The Trouble With Fun

A few days ago, I read a blog which made me realize that I have made a serious mistake as a mother. I have unconsciously convinced my children that life is about having fun. I don't know exactly when it started. Maybe it was when they started school and I would send them off telling them to "have fun today." Maybe it was when I would try to begin a conversation at the dinner table by asking, "Who had fun today?" Maybe it was when my children would return home from school, an activity, or a friend's house, and the first thing I would ask them was, "Did you have fun?"

At any rate, the damage has been done. In the children's prayers, they frequently ask, "please bless that we will have a fun day today." I have one child who has recently made a habit of asking, "What can I do that is fun?" And if I ask this child to do any chores, the response is frequently, "But that's not fun!"

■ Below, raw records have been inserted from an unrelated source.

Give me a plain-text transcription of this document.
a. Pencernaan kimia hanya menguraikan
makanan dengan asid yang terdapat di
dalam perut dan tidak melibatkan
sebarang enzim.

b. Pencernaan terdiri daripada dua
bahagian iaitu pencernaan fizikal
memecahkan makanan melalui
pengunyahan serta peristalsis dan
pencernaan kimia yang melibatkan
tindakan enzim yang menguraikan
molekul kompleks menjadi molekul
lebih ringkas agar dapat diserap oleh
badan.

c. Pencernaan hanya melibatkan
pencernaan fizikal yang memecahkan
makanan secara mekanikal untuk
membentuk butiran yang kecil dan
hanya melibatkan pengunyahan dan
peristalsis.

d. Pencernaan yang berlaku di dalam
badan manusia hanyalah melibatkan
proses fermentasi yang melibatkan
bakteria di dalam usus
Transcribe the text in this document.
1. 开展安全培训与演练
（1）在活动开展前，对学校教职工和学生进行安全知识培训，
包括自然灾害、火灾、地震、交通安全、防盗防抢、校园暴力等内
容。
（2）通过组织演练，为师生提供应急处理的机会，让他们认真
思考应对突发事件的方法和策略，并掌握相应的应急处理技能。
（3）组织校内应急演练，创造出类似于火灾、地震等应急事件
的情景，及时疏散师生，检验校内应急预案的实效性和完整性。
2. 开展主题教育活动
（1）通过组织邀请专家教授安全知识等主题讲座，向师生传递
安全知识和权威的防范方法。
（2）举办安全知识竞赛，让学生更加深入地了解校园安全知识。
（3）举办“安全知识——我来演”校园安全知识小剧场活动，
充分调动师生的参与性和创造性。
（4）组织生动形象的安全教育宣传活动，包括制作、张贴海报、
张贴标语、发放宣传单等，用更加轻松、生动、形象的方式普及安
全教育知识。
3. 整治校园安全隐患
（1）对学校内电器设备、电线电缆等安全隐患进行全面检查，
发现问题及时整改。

I'm not saying that there is anything wrong with having fun. After all, The Family: A Proclamation to the World states that "successful marriages and families are established and maintained on principles of faith, prayer, repentance, forgiveness, respect, love, compassion, work, and wholesome recreational activities." Having fun is fine, but that shouldn't be our sole goal in life. My children need to get past the "eat, drink and be merry" frame of mind and realize that life is about working and learning and serving as much as it is about having fun. In the words of Dr. Seuss, "It is fun to have fun but you have to know how."

So, the last couple days, I've been trying to change the questions I ask my children. I'm trying to use the word "fun" less - not ask about it, not focus on it. Kids are kids and they will have fun, but as a parent, I'm making a choice to de-emphasize it. The blog I read had a list of alternate questions at the end. They included: "Did you learn something?" "Did you feel productive?" "Did you work hard?" "Did you try your best?" "Were you a good friend?" "Did you try something new?" "Did you push yourself?" "Did you make some one's day better?" "Did you create something?" "Did you grow?" "Did you discover something?" "Did you change the world today, even in a small way?" I would add to this list: "Did you do an act of service today?" "Did you feel grateful for something today?" "Did you make a new friend?" "Did you set a good example today?" "Were you a missionary today?"

Yesterday, as we were walking home from school, instead of asking Peter if he had fun at school, I asked him one of these alternate questions. He told me about how he had been honest, that he had been told to sit on the wall at recess because he hadn't done his homework the night before (he had accidentally left it at school), and how he did sit on the wall even though none of the other kids who were supposed to suffer the same punishment were doing it. Sitting on the wall hadn't been fun, but Peter had been honest and served his punishment and he felt good about that.

I hope that as I focus less on having fun, that my children will realize that they can gain satisfaction and joy from working and serving and learning, even if their experiences aren't exactly fun.